Ethereum Foundation Publishes Technical Development Plan Through 2029

February 26, 2026 · 3 min read
Ethereum Foundation Publishes Technical Development Plan Through 2029

The Ethereum Foundation team released a preliminary strategic roadmap for upgrades to the Ethereum blockchain. The document outlines seven hard forks and defines five key technical development milestones for the project.

Justin Drake, Researcher at the Ethereum Foundation, introduced the “Strawmap,” a draft roadmap for the evolution of Ethereum’s L1. The document spans multiple years and presents a comprehensive view of the protocol’s evolution. It’s published on a dedicated website and is intended for researchers, developers, and Ethereum ecosystem governance participants.

The current version includes seven network upgrades through 2029, with one hard fork scheduled approximately every six months. The authors emphasize that the timeline is indicative, active use of automated development and formal verification could significantly accelerate the pace of progress.

Consensus layer upgrades follow an alphabetical naming pattern: Altair, Bellatrix, Capella, Deneb, Electra, Fulu, and so on. The upcoming hard forks have already received final names, Glamsterdam and Hegotá. For more distant phases, temporary designations such as I* and J* are being used.

“Strawmap” groups upgrade proposals into three categories: consensus layer (CL), data layer (DL), and execution layer (EL). The document also distinguishes between strategic objectives, prominent upgrades (a.k.a. headliners), and off-chain solutions, while outlining the technical interdependencies between different components.

Each hard fork is expected to include no more than one major consensus layer upgrade and one execution layer upgrade — an approach designed to maintain the six-month release cadence. For example, in Glamsterdam, these headliners are ePBS (at the consensus layer) and BALs (at the execution layer). An exception will be the L* phase, which includes two major upgrades tied to a broader consensus reform.

The plan also defines five target development goals for the network:

  1. Fast L1. Accelerating the base layer by shortening slot times and achieving transaction finality within seconds.
  2. Gigagas L1. Reaching throughput of 1 gigagas per second (~10,000 TPS) through the implementation of zkEVM and real-time proving.
  3. Teragas L2. Scaling to 1 gigabyte per second (~10 million TPS) via data availability sampling.
  4. Post-quantum L1. Implementing quantum-resistant cryptography based on hash functions.
  5. Private L1. Introducing built-in privacy features, including shielded ETH transfers.

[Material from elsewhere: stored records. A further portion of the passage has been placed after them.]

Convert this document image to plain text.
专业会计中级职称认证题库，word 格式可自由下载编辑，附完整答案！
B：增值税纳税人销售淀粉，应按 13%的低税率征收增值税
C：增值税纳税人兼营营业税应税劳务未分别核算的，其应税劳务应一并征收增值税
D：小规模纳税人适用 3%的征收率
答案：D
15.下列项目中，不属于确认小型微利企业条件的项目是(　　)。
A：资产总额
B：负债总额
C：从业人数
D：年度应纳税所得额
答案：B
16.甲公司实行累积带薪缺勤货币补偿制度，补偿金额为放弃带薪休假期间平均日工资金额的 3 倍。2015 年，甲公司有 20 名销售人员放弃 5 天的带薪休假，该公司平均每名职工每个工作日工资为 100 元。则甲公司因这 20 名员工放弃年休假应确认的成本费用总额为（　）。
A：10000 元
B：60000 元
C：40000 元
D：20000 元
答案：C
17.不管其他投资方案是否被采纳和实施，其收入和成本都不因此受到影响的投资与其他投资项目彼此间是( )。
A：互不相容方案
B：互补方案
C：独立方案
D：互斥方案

The Ethereum Foundation emphasizes that “Strawmap” isn’t an official development roadmap for the entire ecosystem, as it’s impossible to establish a unified position across all participants in a decentralized environment. Even within the EF Protocol division itself, which includes around 100 contributors, there are differing viewpoints. The document serves as a coordination tool and will be reviewed at least once per quarter to reflect research progress, governance decisions, and community feedback.

In 2025, the Ethereum Foundation presented a ten-year roadmap aimed at strengthening the blockchain’s resilience to quantum threats, simplifying its architecture, and increasing infrastructure throughput. In early 2026, post-quantum security was announced as a strategic priority for the next decade, with a dedicated team formed to gradually implement quantum-resistant solutions across the project’s blockchain infrastructure.